The findings revealed that 67% of podcast ad buyers stated that $1 of podcast ad spend yields a return of $4 to $6 for their brands.

Among the surveyed advertisers, 20% claimed a return on podcasts greater than $6 for every $1 spent, surpassing the returns of any other medium tested. Notably, 13% of marketers reported a better than six-times return on their investment in broadcast radio, the closest competitor to podcasts in terms of return.

The research also identified the podcast genre that generates the strongest return on ad spending. Nearly 38% of respondents stated that Business category shows had the best return, more than twice the number for TV and Movie genres (16%) and over three times the number for Sports (9%).

“When specifically measuring return on ad spend, a high performance in the Business category isn’t really surprising because we know those audiences tend to be more affluent,” said Gabriella Gregoris, Group Business Director of National Performance at Acast.

Marketers are increasingly investing in podcast advertising based on the belief in its strong return on results. According to the research, 68% of respondents stated that their second campaign had a larger budget than their first podcast advertising campaign. In fact, marketers were 34 times more likely to increase their budgets from the first campaign to the second, with only 2% reporting a decrease in their follow-up campaign budget.

Contrary to a common critique of podcasting regarding ad repetition, the study found that most ad buyers prefer a higher frequency. Acast’s survey revealed that the majority of marketers consider an ideal podcast frequency to be between 6 and 9, with 15% stating that 10 or higher is acceptable. These figures are significantly higher than Podsights’ recommended ideal frequency of 2 to 5.

The study also highlighted how podcasting is often used as an add-on to larger campaigns. Marketers leverage podcasts to complement other forms of media, reaching young and engaged audiences. The survey indicated that podcasts improve campaign effectiveness by 21% to 40%, according to most respondents.

The combination of podcast ads with social media, online video, and TV was found to be particularly beneficial, as it enhanced the overall effectiveness of advertising campaigns, according to the majority (54%) of marketers. Adding podcasts to radio campaigns also yielded positive results, with 14% of respondents reporting a significant lift in campaign effectiveness.

As a result of these findings, 63% of marketers believe that podcast ads deserve 7% to 14% of total marketing spend based on their performance. Given the total expenditure on digital ads in 2022, this suggests that podcasts deserve an additional $17.4 billion to $34.8 billion in ad dollars, indicating the medium’s effectiveness and significant growth potential, as noted by Acast.

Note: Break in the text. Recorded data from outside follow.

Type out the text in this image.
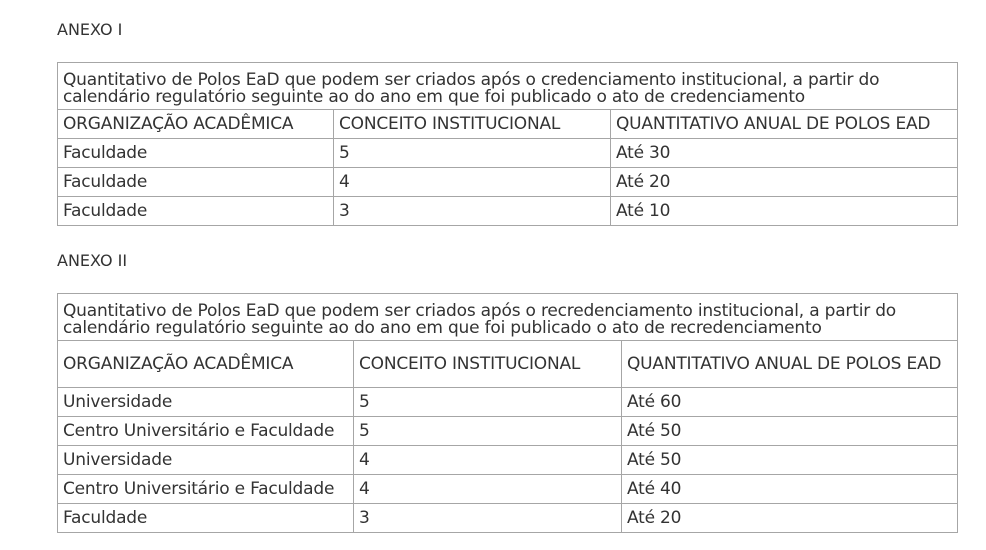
ANEXO I
Quantitativo de Polos EaD que podem ser criados após o credenciamento institucional, a partir do calendário regulatório seguinte ao do ano em que foi publicado o ato de credenciamento		
ORGANIZAÇÃO ACADÊMICA	CONCEITO INSTITUCIONAL	QUANTITATIVO ANUAL DE POLOS EAD
Faculdade	5	Até 30
Faculdade	4	Até 20
Faculdade	3	Até 10
ANEXO II
Quantitativo de Polos EaD que podem ser criados após o recredenciamento institucional, a partir do calendário regulatório seguinte ao do ano em que foi publicado o ato de recredenciamento		
ORGANIZAÇÃO ACADÊMICA	CONCEITO INSTITUCIONAL	QUANTITATIVO ANUAL DE POLOS EAD
Universidade	5	Até 60
Centro Universitário e Faculdade	5	Até 50
Universidade	4	Até 50
Centro Universitário e Faculdade	4	Até 40
Faculdade	3	Até 20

“We know that podcast advertising is the most effective form of advertising out there and this research now proves it becomes even more powerful when part of larger campaigns,” Gregoris said. “Looking holistically at this, with respondents saying podcasts should have a larger share of total marketing spend, marketers should consider ways to add podcasts to their large multimedia campaigns to see higher returns.”